Bill Keato

Personal information
- Full name: William Townshend Keato
- Born: 3 November 1918 Alexandria, New South Wales
- Died: 8 October 2012 (aged 93) Bayview, New South Wales

Playing information
- Position: Fullback
Club
| Years | Team | Pld | T | G | FG | P |
| 1938–50 | Western Suburbs | 119 | 6 | 379 | 0 | 776 |
- Source: As of 7 January 2012
- Relatives: Alan Keato (brother)

= Bill Keato =

Australian rugby league footballer and administrator

William Keato (3 November 1918 – 8 October 2012) was an Australian rugby league footballer who played in the New South Wales Rugby Football League premiership for Sydney' Western Suburbs from 1938 till 1950. A goal-kicking he played over one hundred first grade games for the Magpies. He scored over 770 points to become Wests' all-time top point-scorer and goal-kicker. Roy Masters said of Keato, "A prodigious goalkicker, Keato booted what were called "flag waggers" from the sideline and halfway, often in the mud and against the wind, in the 1938-to-1950 era, when goals, rather than tries, decided games." He also said Keato, "won more matches for the Magpies than any other player."

==Playing career==
Keato made his debut in the 1938 NSWRFL season without ever having played any junior rugby league. Soon after, he gained attention for a tackle he made on Easts' international centre Dave Brown that left Brown sidelined with a broken collarbone. He said that his "first playing bonus for the season was £13", £3 of which was spent on boots. He was known to take great care with his boots, referring to the right as his "tradesman," and the left as the "labourer's boot." He would sometimes change boots at half time and for certain games, such as the 1950 semi-final, he would bring 3 right boots to the match. He played just four games from 1943 to 1945. His younger brother Alan also played for Wests and later died in World War II.

Keato returned to Sydney in early 1946 after being released from the services.

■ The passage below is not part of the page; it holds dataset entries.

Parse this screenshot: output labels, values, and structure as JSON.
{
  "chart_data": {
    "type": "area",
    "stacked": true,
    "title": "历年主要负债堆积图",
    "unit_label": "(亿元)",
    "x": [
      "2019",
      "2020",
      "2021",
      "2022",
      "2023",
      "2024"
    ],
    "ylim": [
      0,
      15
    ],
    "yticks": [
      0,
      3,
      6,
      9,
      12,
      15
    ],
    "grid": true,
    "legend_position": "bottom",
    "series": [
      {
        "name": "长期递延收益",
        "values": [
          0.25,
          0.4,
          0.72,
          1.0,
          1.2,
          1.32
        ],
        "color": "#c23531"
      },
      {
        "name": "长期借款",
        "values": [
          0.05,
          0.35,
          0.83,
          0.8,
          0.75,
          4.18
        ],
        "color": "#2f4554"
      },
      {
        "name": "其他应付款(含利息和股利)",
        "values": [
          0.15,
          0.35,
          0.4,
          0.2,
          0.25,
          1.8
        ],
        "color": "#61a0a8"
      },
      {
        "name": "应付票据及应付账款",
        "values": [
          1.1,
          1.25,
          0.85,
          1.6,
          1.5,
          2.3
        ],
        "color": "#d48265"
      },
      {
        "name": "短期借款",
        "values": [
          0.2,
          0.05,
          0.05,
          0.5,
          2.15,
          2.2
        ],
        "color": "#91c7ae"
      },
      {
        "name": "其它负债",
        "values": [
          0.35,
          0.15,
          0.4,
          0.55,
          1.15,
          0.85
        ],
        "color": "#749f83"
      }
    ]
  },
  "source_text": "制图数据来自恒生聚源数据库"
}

The next year he was forced to appeal against a decision that he should be playing for Parramatta as he lived in that area. He successfully argued that he would have played 100 games (players who had reached 100 games were allowed to play for any team, regardless of where they lived) if it were not for his service record. He played in the 1948 premiership-winning side, kicking a goal. The victory denied Balmain a third straight premiership. He twice scored the most points in the League for a season, in 1949 (163 points) and 1950 (180 points, at the time a club record). In one game at the SCG he kicked 10 goals. He was the Magpies highest scorer in seven seasons. In his last game, the 1950 Grand Final, although heavily concussed, Keato kicked six goals. The Magpies still lost to Souths in a close match, watched by over 32,000 people at the Sydney Sports Ground. His career totals might have been much higher had it not been for the period serving in the Australian Army. Keato claimed the role of fullback changed during his career, saying, "I was a fullback and all I had to do was catch and kick. But Clive decided it would be fun if fullbacks start running with the ball as well."

==Post-playing==

Following his retirement from playing Keato served as Western Suburbs' secretary and treasurer, commencing as treasurer in 1951. His involvement with Wests lasted over four decades.

Keato was a nominee for the Wests Tigers team of the century, and was made a life member of the Western Suburbs club. He was inducted into the Western Suburbs Magpies Hall of Fame in 2010. Keato became the oldest living Magpies player, before he died in October 2012.